The U.S. is treaty-bound to cut its atomic arsenal, but the nuclear-industrial complex can’t stop building.
The production of plutonium pits—the fissile cores required to detonate the explosion in a nuclear weapon—is said to be the chokepoint of America’s nuclear program: when the pit assembly line shuts down, the clock on the arsenal’s shelf life starts ticking.
But there are an estimated 15,000 pits of various age in government storage, and experts insist an untold number of them have lifespans in excess of 100 years. Given that the United States has pledged to reduce its nuclear arsenal (now at 7,100 warheads, with approximately 1,635 deployed), there would appear to be no reason to re-engage the production of plutonium pits.
Just in the last few years, the Obama administration, once keen on nuclear disarmament, has instead reversed course with plans not only to maintain but to modernize the existing nuclear fleet. As the New York Timesreported in 2014, the administration “is engaging in extensive atomic rebuilding while getting only modest arms reductions in return.”

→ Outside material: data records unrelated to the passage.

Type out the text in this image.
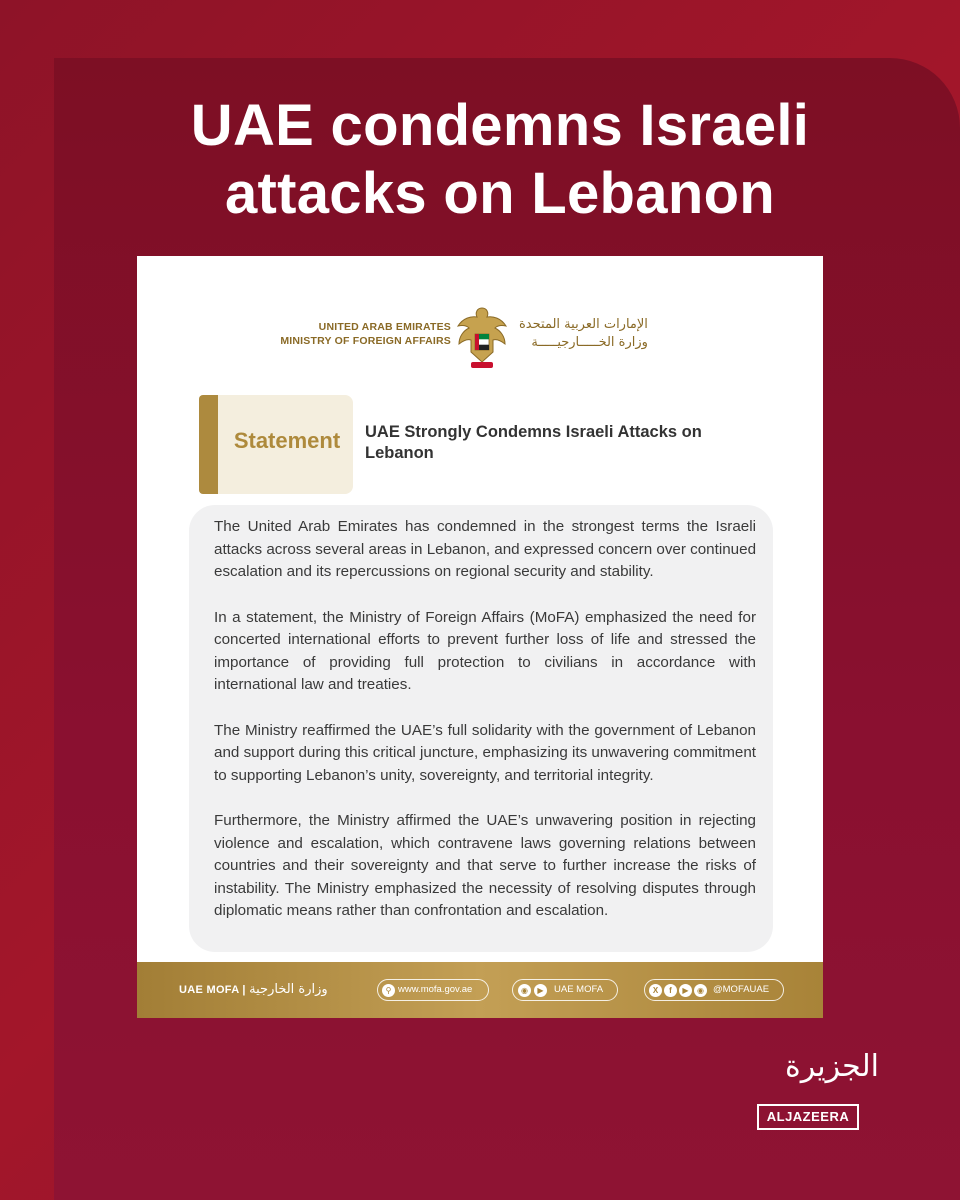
UAE condemns Israeli attacks on Lebanon
UNITED ARAB EMIRATES
MINISTRY OF FOREIGN AFFAIRS
الإمارات العربية المتحدة
وزارة الخـــــارجيـــــة
Statement	UAE Strongly Condemns Israeli Attacks on Lebanon

The United Arab Emirates has condemned in the strongest terms the Israeli attacks across several areas in Lebanon, and expressed concern over continued escalation and its repercussions on regional security and stability.

In a statement, the Ministry of Foreign Affairs (MoFA) emphasized the need for concerted international efforts to prevent further loss of life and stressed the importance of providing full protection to civilians in accordance with international law and treaties.

The Ministry reaffirmed the UAE’s full solidarity with the government of Lebanon and support during this critical juncture, emphasizing its unwavering commitment to supporting Lebanon’s unity, sovereignty, and territorial integrity.

Furthermore, the Ministry affirmed the UAE’s unwavering position in rejecting violence and escalation, which contravene laws governing relations between countries and their sovereignty and that serve to further increase the risks of instability. The Ministry emphasized the necessity of resolving disputes through diplomatic means rather than confrontation and escalation.

UAE MOFA | وزارة الخارجية	⚲ www.mofa.gov.ae	◉	▶	UAE MOFA	X	f	▶	◉ @MOFAUAE
الجزيرة
ALJAZEERA
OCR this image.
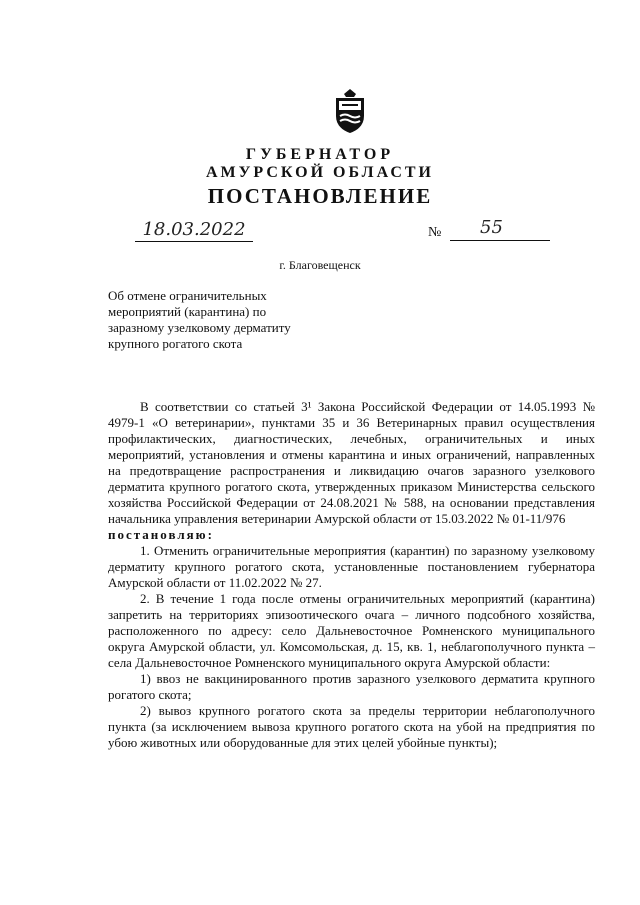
ГУБЕРНАТОР
АМУРСКОЙ ОБЛАСТИ
ПОСТАНОВЛЕНИЕ
18.03.2022	№	55
г. Благовещенск
Об отмене ограничительных мероприятий (карантина) по заразному узелковому дерматиту крупного рогатого скота

В соответствии со статьей 3¹ Закона Российской Федерации от 14.05.1993 № 4979-1 «О ветеринарии», пунктами 35 и 36 Ветеринарных правил осуществления профилактических, диагностических, лечебных, ограничительных и иных мероприятий, установления и отмены карантина и иных ограничений, направленных на предотвращение распространения и ликвидацию очагов заразного узелкового дерматита крупного рогатого скота, утвержденных приказом Министерства сельского хозяйства Российской Федерации от 24.08.2021 № 588, на основании представления начальника управления ветеринарии Амурской области от 15.03.2022 № 01-11/976

постановляю:

1. Отменить ограничительные мероприятия (карантин) по заразному узелковому дерматиту крупного рогатого скота, установленные постановлением губернатора Амурской области от 11.02.2022 № 27.

2. В течение 1 года после отмены ограничительных мероприятий (карантина) запретить на территориях эпизоотического очага – личного подсобного хозяйства, расположенного по адресу: село Дальневосточное Ромненского муниципального округа Амурской области, ул. Комсомольская, д. 15, кв. 1, неблагополучного пункта – села Дальневосточное Ромненского муниципального округа Амурской области:

1) ввоз не вакцинированного против заразного узелкового дерматита крупного рогатого скота;

2) вывоз крупного рогатого скота за пределы территории неблагополучного пункта (за исключением вывоза крупного рогатого скота на убой на предприятия по убою животных или оборудованные для этих целей убойные пункты);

This was borne out in the release of the White House budget on February 9. According to analysts, Obama is going out with a bang, proposing to build new weapons systems for each leg of the nuclear triad: allocating roughly $3.2 billion to modernize and recapitalize nuclear submarines, bombers, Intercontinental Ballistic Missiles, and nuclear-equipped cruise missiles, and putting nuclear weapon modernization on track for an estimated $1 trillion price tag over the next 30 years.
“This administration’s proposal to renew and upgrade the entire nuclear triad as fast as possible, retiring essentially nothing and adding new capabilities as they become available, reflects a near-total absence of intellectual and moral leadership from the White House,” Greg Mello, director of the Los Alamos Study Group tells TAC.
So what does this have to do with the pits? For some, the pits themselves have become a metaphor, the tell-tale heart of the nuclear age. “[The] locus of the most potential energy on earth, it’s the closest mankind has ever come to producing a devil in a bottle,” wrote Russ Wellen in 2014.
But beyond their existential implications, critics believe—much like other skeptics of the Military-Industrial Complex—that producing more pits is just make-work for the government’s nuclear labs, and big bucks for the contractors. The modernization program only exacerbates these conditions.
Los Alamos is ground zero for the pit issue. It is the only place in the country that is equipped to make pits; it can produce about 10 a year. But politicians and bureaucrats in Washington say that is not enough, and so have engaged on an ongoing and, to some, confounding effort to pour billions of dollars into an expanded plutonium facility that could someday accommodate the production of 80 pits a year.